12:00am: writing: Armageddon Dreams
IX.11 (Raphael): 7357 words, which is just under 3000 new. I think that's done. IX in total: 45,960 words. Only one more to go before the epilogue, but it's huge and may easily split. maybe I should declare November NaLastChapterMo.
28th October 2009
3:37pm: incidental which I forgot to mention a couple of weeks back
The Last Night of the Proms this year got a cinematic showing in downtown Montreal. This strikes me as cool.

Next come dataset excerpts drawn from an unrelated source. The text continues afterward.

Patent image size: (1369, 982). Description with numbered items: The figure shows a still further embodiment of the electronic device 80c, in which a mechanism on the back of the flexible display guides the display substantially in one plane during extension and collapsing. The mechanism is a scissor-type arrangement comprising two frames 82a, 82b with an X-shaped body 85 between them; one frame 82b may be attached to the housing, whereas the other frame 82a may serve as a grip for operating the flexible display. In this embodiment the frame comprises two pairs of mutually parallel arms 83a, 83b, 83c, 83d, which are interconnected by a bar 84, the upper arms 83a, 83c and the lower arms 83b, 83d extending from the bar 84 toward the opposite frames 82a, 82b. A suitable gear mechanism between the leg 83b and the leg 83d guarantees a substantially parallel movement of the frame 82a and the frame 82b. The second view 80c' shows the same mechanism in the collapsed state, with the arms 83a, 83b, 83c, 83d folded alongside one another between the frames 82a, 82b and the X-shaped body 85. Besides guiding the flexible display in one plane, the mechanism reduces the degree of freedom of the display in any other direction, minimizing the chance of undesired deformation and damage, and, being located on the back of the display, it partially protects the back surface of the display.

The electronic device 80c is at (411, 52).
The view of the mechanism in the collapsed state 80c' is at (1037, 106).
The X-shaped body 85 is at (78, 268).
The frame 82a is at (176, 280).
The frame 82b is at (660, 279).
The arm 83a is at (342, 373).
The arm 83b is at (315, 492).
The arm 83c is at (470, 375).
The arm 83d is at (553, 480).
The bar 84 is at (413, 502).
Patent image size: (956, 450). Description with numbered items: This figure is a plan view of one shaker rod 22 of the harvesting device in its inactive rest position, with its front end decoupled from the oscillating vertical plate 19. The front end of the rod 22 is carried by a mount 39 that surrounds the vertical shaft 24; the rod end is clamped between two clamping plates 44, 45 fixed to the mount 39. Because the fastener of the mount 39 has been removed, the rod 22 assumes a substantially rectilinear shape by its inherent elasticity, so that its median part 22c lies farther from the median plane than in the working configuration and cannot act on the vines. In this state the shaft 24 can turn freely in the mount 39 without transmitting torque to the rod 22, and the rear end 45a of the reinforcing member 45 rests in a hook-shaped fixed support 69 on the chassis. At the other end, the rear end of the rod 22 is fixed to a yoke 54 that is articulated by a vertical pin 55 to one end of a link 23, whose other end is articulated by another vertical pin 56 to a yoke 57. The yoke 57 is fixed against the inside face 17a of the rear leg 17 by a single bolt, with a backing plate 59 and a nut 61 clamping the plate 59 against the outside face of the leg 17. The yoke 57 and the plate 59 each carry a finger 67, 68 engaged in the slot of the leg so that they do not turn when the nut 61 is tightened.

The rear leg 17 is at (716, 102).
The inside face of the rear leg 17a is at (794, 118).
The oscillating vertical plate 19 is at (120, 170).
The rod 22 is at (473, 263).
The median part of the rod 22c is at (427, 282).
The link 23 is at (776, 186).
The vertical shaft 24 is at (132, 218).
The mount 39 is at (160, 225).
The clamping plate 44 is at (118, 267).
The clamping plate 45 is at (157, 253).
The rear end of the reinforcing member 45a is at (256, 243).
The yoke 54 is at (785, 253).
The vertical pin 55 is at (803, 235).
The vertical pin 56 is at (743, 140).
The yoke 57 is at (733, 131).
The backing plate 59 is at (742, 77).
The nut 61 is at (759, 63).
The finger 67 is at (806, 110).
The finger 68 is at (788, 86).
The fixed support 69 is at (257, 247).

12:08pm: what a fascinating modern world we live in
Watched Down with Love last night, which papersky picked up from the library following on from sovay's recommendation; it was really fun, in an unlike anything else and completely mad sort of way. Ewan McGregor and Renee Zellweger as the romantic leads in a forty-years-on pastiche/parody of Rock Hudson/Doris Day battle-of-the-sexes comedies, with everything turned up to eleven; self-aware and extremely skilled at the little visual details, including glorious faux-Technicolor; with a wonderful performance from David Hyde Pierce (ETA: I suspect that name will never stop blurring with Wilfred Hyde-White, ever.) as the male lead's nebbishy best friend/employer/sidekick, and a nice cameo from the chap who used to play Rock Hudson's nebbishy best friend/employer/sidekick. A lot of it is right on the edge of too much but the balance works. It would appear that, following on from the console and cellphone incarnations, the next iteration of Civ will be native to Facebook. Which is all well and good for people who use Facebook, but please, Mr. Meier, is there going to be another Civ game for the PC ever again ? I am adapting to boots again with glee; my summer shoes were sufficiently worn that there was next to no sole left, so I'm a good half-inch taller now. I also while looking for these boots found a couple of examples of the summer shoes I actually like in one of the downtown Paylesseseseseses, so shall purchase same when next I get paid.
27th October 2009
2:37pm: happy birthday !
...to rivka, hugs and best wishes for a great day and a rewarding year to come.